At times I quit because my living situation doesn't permit me a table or desk or I just am not able to go seek writing places out in the world. Other times I squished myself into a terrible existence for the sake of someone else, giving up that which I value most. Still other times, I simply don't. I get too caught up in myself. My woes. My addicting murder sagas or sagas down by the ocean, the life I don't have.
I do feel at home when I'm writing. A-ha's come right through me. Yet at times it does take a lot of effort to get back in the habit. I have to make myself take time to journal three pages. Make myself write that poem about the brilliant red leaves that have fallen half away. Yet I am richly rewarded.
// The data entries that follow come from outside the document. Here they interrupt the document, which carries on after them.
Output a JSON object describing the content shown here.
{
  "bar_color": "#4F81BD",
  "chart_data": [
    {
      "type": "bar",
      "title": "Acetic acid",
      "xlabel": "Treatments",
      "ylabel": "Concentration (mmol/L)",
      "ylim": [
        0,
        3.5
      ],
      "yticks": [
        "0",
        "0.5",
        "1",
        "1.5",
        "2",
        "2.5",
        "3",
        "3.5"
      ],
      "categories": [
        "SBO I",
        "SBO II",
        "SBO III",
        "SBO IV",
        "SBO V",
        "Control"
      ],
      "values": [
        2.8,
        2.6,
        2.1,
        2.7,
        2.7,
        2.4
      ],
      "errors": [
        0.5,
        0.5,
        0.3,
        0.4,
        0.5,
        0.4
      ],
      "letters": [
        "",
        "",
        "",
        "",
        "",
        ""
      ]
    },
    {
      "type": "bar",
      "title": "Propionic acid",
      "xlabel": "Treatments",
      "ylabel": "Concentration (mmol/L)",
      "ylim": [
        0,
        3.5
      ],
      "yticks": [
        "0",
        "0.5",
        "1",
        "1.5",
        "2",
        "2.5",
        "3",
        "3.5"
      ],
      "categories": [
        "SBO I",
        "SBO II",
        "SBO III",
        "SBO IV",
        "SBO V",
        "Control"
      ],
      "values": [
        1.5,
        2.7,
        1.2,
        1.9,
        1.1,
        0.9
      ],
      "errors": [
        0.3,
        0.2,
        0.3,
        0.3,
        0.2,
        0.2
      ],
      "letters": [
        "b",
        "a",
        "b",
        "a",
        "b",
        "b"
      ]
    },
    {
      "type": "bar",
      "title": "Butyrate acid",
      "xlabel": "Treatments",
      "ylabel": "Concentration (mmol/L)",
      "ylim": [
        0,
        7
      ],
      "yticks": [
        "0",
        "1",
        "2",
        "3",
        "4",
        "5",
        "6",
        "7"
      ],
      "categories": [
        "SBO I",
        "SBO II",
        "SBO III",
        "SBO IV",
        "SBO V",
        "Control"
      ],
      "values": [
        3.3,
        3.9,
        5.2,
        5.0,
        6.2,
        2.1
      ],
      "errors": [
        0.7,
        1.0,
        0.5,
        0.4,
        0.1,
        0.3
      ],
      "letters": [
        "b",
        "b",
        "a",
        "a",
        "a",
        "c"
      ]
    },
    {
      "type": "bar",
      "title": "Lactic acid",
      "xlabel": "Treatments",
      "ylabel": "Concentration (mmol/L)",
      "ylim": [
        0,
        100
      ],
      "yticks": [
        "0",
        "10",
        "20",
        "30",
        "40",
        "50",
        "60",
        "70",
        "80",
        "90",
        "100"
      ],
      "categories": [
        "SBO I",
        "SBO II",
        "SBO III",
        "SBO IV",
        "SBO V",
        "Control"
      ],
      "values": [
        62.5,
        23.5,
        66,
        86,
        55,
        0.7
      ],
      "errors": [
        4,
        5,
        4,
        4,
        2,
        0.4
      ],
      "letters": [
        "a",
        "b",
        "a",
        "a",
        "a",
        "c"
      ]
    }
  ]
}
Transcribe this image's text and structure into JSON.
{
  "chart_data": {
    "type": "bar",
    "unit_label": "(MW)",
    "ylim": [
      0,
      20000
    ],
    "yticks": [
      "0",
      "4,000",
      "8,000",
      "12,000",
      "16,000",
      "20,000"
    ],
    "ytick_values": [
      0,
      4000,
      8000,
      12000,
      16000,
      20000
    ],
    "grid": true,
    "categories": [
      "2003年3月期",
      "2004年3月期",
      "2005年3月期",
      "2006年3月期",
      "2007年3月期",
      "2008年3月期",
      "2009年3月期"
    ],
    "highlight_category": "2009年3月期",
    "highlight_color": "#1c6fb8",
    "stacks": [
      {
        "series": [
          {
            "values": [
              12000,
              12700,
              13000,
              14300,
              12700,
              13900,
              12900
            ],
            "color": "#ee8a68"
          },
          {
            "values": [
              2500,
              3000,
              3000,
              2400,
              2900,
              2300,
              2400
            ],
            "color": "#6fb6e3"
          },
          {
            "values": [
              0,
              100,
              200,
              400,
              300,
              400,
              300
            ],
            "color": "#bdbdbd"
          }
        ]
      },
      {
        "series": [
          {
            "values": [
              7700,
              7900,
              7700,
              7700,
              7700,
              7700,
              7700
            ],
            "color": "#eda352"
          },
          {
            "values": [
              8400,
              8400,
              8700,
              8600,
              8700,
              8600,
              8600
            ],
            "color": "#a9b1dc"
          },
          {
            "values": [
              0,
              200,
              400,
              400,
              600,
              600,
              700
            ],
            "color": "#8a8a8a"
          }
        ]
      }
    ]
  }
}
Even in those moments when my life does suck, is failing miserably and all I can do is keep the pen moving about the next bad thing I'm thinking about myself.
I remember in February, 1996 I stayed at a Pension on Avda Rambla in Barcelona. I only stayed for three days. I was by myself, perhaps in the beginning of my third month in Europe by myself for the winter. I remember being so happy my room had a writing table. It had a toilet and a sink and a medium-lumpy standard bed and a window that looked out into a dark hallway. Yet it brought me bliss to see that table. That trip started to define me as a writer. Never mind I had a bachelor of arts in writing by age 22. Oh, that's right, I was only 25/26 on that trip. (I'm 40 now and chuckling about my youthfulness.)
I also remember how I loved my cabana in Placencia, Belize. This was the only time I overslept on a trip. I rebooked my flight to leave the next day. I had three days before I met my group of 32 to sail on four katamarans for eight days. Bliss! I had no plans before meeting them. Miraculously, the man I sat next to on the plane right from Houston to Belize City suggested I get a puddle jumper down to Placencia. So I did. I had no plan. As I was riding in a van down the dirt road after the plane touched down, someone told me about huts without electricity or running water for $100/night. Too much for me. I was astounded I found a spacious cabana for $55/night. And it had a writing table. Ah. It was about 10 feet from the ocean. I woke up each morning and did tai chi ch'ih out on the sand. Divine. And I wrote. I was 29 then.
My life is more beautiful and more full of music when I take the time to write. I aspire to whip some things into shape so I can be a more serious writer, to allow myself to take off with my ideas. Sometimes I'm simply afraid to even try so I let myself get caught up in the rest of my life, thinking it more importantly needs to be tended to. Another beautiful time in life was when I rented out a writing studio and spent some serious time in it. I didn't produce any big projects. I settled myself into myself more as a writer. Ah, a beautiful life.